High risk was defined as a predicted operative mortality of ≥15% but <50% for combined mortality or irreversible morbidity at 30 days. Eligible patients were stratified by recommended access site and randomized (1:1) to TAVR with the self-expanding CoreValve or SAVR. The primary endpoint was all-cause mortality at 1 year. Structural valve deterioration was based on the latest echocardiogram. VARC-1 definitions were used for secondary endpoints and major complications. Follow-up extended through 5 years.

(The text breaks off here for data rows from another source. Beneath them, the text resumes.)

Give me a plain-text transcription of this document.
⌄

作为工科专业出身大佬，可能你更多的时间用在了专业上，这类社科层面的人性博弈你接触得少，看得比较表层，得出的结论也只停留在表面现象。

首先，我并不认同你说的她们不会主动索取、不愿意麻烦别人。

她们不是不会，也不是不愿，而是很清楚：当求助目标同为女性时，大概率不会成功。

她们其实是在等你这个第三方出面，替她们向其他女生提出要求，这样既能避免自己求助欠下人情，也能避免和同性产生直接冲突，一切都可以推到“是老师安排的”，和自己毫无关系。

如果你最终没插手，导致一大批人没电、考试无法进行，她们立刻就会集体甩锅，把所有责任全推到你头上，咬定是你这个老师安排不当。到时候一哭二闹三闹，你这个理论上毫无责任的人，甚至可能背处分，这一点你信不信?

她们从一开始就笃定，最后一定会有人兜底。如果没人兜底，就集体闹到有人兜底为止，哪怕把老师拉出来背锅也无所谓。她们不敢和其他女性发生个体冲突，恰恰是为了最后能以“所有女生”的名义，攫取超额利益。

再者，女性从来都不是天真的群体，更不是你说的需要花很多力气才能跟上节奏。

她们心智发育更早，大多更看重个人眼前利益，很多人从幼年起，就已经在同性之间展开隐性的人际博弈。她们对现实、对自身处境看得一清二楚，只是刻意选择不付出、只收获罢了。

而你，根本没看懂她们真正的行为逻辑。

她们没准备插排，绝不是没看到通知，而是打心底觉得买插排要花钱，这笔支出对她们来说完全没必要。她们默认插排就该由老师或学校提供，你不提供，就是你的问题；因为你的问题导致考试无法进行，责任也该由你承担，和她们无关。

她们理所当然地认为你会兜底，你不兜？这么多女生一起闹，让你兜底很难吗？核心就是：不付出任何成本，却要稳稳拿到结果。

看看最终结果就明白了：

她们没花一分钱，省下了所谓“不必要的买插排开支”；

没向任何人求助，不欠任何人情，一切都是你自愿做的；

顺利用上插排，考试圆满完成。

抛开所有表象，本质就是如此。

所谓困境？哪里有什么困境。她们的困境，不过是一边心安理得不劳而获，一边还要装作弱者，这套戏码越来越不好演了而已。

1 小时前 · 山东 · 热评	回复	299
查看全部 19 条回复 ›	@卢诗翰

797 patients were randomized at 45 US centers, of which 750 underwent an attempted implant (TAVR=391, SAVR=359). Mean age was 83.2±7.1 years in TAVR and 83.3±6.4 in SAVR patients. The overall mean STS score was 7.4%. The all-cause and cardiovascular mortality rates at 5 years were 55.3% and 39.7% for TAVR and 55.4% and 39.5% for SAVR, respectively. There were no differences in mortality across 9 subgroups; age, sex, BMI, STS score, LVEF, hypertension, prior CABG, PVD or diabetes. The incidence of major stroke was 12.3% for TAVR and 13.2% for SAVR. At 5 years, the EOA was 1.9±0.6 cm2 for TAVR patients and 1.7±0.6 cm2 for SAVR, and the AV gradient was 7.1±3.6 mmHg for TAVR and 10.9±5.7 mmHg for SAVR. Clinically, no valve thrombosis was observed. Severe SVD was present in 0.5% in TAVR and 1.4% in SAVR patients (p=0.27), and reintervention resulting in a new valve occurred in 1.8% of TAVR and 0.6% of SAVR patients (p=0.18).
Mid-term clinical outcomes following AVR were similar for patients treated with the transcatheter or surgical approach. PPI was higher in the TAVR patients. Severe SVD and valve reintervention were equivalently low with both approaches.